– Он им отец, пусть учит. Ведь с любовью же, а не со зла.
Но Вера Ивановна не понимала, как это можно бить ребенка с любовью, да еще за такую вздорную мелочь: тарелку с кашей перевернул!
Жизнь в Лавре накладывала новый отпечаток на Ивана: прежде он был щеголеват, одевался в хорошие костюмы с галстуками, любил цветные рубашки, а теперь, кроме черного, ничего не носил, и даже дома не снимал с себя полуказенной одежды. Шпынял Машу за розовые блузочки и пестрые бусы, которые она любила носить. Она послушно сняла бусы и бисерные плетеные браслеты, перестала носить пышный, в цветных заколочках пучок, вместо этого заплела волосы в косу и закрутила в скучный бабий узел. Только глазами все сияла и улыбалась с утра до вечера: сыновьям Ванечке и Коленьке, маме Вере Ивановне, окошку, дереву за окном, снегу и дождику. Мужа ее постоянная улыбка раздражала, он хмурился, глядя на ее сияние, спрашивал, чему это она так радуется, а Маша простодушно отвечала:
– Да как же мне не радоваться, когда ты приехал!
И сияла дальше.
Маша ожидала лета, каникул, надеялась, что муж поживет дома, повозится с малышами. Дети от него отвыкли за последний год, младший пугался и отворачивался, когда видел отца. Но на каникулы Иван в Перловку не поехал и крышу чинить не стал, как обещал Вере Ивановне: вместо того уехал на богомолье в дальний монастырь. Маша расстроилась, но не хотела матери показывать, что переживает, и потому все улыбалась по-прежнему, а Вере Ивановне сказала беспечно и глуповато:
– Да нам же и лучше, мамочка! Сдадим полдома дачникам, а осенью наймем рабочих и сами крышу починим, и просить никого не надо! А то ведь правда, что народ скажет: священник сам по крыше лазает?
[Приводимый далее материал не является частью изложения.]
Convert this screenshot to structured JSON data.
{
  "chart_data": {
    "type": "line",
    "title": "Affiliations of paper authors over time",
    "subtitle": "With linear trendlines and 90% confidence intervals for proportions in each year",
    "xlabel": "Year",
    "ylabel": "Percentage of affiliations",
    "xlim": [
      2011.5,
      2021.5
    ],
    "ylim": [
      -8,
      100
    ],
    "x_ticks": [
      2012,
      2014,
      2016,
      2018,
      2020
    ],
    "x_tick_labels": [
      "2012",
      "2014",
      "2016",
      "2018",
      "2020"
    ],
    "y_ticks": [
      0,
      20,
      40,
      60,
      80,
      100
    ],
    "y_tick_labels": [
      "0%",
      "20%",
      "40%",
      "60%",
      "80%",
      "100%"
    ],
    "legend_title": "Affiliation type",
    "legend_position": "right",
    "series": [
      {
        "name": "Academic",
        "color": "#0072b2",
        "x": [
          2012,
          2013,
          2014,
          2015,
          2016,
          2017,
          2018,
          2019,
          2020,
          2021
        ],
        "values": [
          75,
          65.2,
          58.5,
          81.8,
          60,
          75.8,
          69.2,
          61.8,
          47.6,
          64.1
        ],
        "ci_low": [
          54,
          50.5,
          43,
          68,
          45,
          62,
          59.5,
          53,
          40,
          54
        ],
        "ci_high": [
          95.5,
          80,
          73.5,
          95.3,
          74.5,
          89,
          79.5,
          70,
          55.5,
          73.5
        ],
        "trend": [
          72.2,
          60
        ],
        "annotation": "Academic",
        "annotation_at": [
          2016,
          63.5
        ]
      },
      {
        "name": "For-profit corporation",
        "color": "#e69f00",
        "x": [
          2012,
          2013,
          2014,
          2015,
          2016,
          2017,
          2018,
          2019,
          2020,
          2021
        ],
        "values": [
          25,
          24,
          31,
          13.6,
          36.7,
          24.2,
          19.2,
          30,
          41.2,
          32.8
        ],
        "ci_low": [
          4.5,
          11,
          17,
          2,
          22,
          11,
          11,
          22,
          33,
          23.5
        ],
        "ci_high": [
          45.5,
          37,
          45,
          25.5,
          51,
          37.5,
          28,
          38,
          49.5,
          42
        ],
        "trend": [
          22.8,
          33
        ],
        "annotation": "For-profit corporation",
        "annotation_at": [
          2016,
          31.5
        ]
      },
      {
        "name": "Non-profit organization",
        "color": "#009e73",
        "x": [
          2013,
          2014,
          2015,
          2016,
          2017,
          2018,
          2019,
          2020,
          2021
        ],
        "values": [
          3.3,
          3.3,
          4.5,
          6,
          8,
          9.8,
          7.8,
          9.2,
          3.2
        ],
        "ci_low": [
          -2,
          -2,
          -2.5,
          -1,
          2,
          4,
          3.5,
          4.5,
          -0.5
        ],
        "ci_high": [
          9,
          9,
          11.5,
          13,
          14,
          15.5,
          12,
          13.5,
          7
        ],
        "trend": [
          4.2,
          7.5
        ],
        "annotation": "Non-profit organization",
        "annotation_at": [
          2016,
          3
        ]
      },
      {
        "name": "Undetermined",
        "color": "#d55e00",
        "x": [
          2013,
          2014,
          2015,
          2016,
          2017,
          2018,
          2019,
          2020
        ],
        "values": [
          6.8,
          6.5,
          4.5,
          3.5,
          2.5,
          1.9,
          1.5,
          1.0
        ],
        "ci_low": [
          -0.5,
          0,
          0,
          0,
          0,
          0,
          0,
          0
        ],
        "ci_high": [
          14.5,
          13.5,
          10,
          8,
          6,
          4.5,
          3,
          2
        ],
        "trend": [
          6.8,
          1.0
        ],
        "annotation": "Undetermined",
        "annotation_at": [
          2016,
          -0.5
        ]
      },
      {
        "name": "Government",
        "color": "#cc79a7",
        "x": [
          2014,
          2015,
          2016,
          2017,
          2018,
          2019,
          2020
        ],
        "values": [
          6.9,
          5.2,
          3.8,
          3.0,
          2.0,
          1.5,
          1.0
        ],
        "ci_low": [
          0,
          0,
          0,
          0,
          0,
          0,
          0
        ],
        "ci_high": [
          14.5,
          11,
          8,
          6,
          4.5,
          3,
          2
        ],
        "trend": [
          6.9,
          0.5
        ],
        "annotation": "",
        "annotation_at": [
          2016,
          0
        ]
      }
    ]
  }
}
– Да какой он священник, пока что никто…- ворчала Вера Ивановна, удивляясь на дочь: совсем глупая, что ли?
Сдали полдома дачнице, своему человеку, из прихожан храма: пожилая врач Марина Николаевна. На субботу-воскресенье к ней приезжала ее племянница Женя, тоже интеллигентная женщина. Иван, когда узнал, что сдали комнату с террасой, страшно рассердился, кричал, но дом, между прочим, был Веры Ивановны, о чем она ему и напомнила. Он собрал вещи в сумку и ушел, хлопнув дверью.
Вера Ивановна заплакала и попросила прощения у Маши, но Маша ничего не ответила, стояла у зеркала и косу расплетала и расчесывала, а потом сделала себе пучок по-старому, с заколочками.
А маленький Ваня к двери подошел и, потянувшись, крючок на гвоздь навесил.
Маша поехала к батюшке тому самому, что их венчал,- он теперь в другом храме был настоятелем,- и рассказала, как неладно дела идут в семье. Он ее поругал, что сдала комнату без спросу у мужа, велел впредь от мужа не своевольничать, а что он от них уехал на богомолье, то от того только одна польза и никакого вреда.